Review

Hudson Mohawke

Chimes EP

Warp • 2014

From a Nintendo DS-screen straight onto the big screen. Since ever Hudson Mohawke started making music, he has put loads and loads of coals into the engines of his songs, until he had finally turned from a nerd to the co-founder of a kind of trap-music, which Baauer’s »Harlem Shake« helped pushing into the mainstream. Kayne West is a regular visitor when he needs more kawoom for his tracks, and HudMo’s latest single »Chimes« has recently been used for an apple-commercial. The white boy with the long shirts has become a global player, eventually. And still, the »Chimes EP« is his first actual release in more than three years. So what does someone do who has just returned from Yeezus’s kingdom? Of course: he puts some self-consciousness as a cherry on top and celebrates it in an even broader manner than before. Hence, HudMo’s sound has remained the same, but now the horns reach even further into the very last corners of the room and the drums are even more powerful than before.

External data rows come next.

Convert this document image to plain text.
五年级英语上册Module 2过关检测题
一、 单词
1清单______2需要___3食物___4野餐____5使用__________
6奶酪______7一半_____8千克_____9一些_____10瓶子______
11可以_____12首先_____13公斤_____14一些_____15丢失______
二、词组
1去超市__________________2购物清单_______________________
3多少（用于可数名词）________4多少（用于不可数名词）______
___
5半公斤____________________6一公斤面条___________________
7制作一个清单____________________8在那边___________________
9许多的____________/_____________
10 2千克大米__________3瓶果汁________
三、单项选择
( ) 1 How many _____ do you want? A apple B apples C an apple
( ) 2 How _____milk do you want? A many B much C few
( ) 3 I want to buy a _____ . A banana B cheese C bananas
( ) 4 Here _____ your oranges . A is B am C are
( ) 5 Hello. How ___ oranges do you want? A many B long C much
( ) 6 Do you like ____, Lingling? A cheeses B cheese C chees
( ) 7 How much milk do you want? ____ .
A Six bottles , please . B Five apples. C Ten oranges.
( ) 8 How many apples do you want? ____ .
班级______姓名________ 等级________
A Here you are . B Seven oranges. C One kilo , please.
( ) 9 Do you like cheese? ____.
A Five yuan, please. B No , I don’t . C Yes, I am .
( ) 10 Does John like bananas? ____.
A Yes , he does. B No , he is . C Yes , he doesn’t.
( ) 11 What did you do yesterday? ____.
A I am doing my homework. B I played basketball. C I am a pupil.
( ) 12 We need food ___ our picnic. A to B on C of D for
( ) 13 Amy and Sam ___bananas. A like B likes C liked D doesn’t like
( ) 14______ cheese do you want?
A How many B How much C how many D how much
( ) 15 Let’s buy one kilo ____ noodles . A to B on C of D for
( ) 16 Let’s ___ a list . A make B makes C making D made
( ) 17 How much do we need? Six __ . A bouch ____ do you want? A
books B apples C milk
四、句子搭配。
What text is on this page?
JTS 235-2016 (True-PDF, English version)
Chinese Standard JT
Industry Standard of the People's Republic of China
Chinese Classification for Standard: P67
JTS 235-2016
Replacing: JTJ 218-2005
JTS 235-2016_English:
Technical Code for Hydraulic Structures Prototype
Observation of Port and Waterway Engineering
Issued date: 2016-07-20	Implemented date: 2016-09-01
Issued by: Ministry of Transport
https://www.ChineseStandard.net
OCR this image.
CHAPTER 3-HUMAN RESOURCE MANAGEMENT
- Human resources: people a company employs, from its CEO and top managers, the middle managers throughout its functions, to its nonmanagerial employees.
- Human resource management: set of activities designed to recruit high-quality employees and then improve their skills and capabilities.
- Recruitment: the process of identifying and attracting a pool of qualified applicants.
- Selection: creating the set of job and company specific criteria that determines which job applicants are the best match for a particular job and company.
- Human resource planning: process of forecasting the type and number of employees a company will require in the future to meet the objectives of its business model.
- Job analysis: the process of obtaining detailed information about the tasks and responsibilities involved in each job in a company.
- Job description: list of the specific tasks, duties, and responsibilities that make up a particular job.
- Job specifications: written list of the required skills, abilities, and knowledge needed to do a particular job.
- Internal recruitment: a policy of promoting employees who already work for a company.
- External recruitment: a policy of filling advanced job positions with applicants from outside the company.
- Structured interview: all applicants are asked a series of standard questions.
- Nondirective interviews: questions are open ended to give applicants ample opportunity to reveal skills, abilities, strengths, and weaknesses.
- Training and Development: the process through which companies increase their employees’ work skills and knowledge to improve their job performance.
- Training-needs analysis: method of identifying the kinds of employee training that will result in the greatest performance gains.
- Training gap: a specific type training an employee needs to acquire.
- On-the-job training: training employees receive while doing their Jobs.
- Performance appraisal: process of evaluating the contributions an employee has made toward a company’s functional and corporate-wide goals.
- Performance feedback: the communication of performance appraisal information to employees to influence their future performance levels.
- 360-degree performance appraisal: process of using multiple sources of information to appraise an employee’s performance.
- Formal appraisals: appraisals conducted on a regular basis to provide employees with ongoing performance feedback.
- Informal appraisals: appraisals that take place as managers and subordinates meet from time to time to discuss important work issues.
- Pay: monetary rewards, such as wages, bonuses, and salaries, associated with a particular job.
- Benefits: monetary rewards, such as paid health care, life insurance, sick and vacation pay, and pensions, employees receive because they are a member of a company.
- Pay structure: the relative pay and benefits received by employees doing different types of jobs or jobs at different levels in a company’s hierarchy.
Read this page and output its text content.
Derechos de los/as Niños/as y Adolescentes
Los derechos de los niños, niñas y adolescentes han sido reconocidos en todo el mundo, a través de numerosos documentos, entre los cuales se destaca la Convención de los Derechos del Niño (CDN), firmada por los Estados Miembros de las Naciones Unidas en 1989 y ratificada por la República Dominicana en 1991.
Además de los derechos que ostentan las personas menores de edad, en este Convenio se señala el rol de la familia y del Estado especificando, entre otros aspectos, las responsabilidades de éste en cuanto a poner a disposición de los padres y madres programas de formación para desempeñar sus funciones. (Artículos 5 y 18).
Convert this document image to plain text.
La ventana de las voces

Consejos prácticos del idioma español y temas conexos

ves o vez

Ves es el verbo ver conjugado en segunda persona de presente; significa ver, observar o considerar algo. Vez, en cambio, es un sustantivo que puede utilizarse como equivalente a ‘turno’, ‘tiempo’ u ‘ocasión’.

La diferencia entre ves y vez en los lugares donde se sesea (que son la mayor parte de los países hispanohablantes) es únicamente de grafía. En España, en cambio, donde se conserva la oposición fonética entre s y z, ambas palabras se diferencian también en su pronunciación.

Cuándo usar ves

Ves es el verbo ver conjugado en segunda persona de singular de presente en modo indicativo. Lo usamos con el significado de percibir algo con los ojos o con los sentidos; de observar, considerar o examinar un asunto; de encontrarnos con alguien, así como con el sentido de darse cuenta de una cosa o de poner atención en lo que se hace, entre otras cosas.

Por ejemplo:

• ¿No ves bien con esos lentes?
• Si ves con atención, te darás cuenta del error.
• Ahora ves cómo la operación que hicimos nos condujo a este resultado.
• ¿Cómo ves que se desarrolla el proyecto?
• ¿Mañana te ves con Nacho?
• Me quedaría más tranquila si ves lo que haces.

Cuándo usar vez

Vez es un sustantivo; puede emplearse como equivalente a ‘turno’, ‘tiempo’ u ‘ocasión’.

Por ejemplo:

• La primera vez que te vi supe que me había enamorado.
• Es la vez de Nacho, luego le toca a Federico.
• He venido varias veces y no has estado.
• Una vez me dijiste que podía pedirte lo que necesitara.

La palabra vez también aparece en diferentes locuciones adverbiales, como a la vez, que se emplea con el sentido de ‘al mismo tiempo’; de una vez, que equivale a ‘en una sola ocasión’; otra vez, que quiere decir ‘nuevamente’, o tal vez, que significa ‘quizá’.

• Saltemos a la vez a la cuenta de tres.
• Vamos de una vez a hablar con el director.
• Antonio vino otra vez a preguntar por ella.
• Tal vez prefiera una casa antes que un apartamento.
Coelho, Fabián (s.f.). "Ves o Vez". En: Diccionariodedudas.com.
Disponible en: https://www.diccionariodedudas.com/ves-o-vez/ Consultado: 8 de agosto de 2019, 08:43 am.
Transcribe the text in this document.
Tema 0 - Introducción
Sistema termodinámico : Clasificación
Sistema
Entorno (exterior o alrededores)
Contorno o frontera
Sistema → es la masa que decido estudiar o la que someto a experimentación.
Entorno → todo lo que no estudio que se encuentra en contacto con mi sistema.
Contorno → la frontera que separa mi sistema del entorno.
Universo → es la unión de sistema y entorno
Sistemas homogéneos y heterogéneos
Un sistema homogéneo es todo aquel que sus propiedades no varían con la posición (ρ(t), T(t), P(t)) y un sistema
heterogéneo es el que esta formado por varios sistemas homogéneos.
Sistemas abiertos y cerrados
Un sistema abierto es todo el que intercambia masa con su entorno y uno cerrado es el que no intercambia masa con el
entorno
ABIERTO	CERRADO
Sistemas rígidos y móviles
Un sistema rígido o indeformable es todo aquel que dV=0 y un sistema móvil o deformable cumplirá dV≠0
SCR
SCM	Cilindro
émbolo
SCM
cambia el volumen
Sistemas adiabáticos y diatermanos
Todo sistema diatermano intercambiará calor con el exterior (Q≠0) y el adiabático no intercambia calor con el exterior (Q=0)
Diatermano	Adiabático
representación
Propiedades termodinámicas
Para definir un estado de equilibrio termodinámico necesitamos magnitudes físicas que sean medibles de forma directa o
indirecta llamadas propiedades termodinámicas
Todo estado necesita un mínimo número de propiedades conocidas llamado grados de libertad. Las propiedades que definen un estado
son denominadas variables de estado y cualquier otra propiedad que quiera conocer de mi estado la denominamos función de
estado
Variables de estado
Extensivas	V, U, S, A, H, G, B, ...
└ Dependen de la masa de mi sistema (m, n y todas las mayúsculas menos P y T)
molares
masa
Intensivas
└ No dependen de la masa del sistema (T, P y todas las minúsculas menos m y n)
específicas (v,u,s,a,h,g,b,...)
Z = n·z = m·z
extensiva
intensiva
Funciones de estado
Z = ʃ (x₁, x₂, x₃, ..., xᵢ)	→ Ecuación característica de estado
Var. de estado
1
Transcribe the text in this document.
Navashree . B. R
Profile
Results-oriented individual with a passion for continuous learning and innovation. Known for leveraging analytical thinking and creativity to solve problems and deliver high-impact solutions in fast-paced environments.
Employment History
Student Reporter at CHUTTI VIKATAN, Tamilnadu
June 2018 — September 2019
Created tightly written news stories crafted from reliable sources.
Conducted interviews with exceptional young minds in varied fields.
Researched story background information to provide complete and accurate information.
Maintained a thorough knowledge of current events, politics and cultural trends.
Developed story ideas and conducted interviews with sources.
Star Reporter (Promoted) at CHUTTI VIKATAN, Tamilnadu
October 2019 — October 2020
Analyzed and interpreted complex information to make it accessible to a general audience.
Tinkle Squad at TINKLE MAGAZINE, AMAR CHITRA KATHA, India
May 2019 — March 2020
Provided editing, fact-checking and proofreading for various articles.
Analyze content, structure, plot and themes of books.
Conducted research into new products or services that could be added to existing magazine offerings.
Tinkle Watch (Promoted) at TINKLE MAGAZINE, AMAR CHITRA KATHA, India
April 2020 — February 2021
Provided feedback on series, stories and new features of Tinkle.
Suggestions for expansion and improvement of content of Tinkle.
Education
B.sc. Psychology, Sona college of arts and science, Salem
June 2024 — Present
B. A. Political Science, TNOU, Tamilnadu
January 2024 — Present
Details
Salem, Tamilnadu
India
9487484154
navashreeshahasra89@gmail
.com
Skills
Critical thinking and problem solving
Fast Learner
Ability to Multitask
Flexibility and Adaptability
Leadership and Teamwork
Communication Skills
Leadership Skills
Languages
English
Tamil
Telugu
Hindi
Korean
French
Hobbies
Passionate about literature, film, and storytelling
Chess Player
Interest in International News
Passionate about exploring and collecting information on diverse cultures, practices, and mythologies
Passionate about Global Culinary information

The fact that HudMo might have had a nibble of Kayne’s hubris is mostly shown through the EPs set-up: there are only three tracks and a remix, and one of the songs even serves as an interlude, in which HudMo has put aside Gorilla’s drums for once and instead makes a few synth-lines snog while tumbling. In the end, the EP leaves us with the impression that the producer just didn’t have enough ideas to fill the screen. It all – and by all we’re talking about two and a half songs – seems too familiar and too close to the things we’ve all seen before.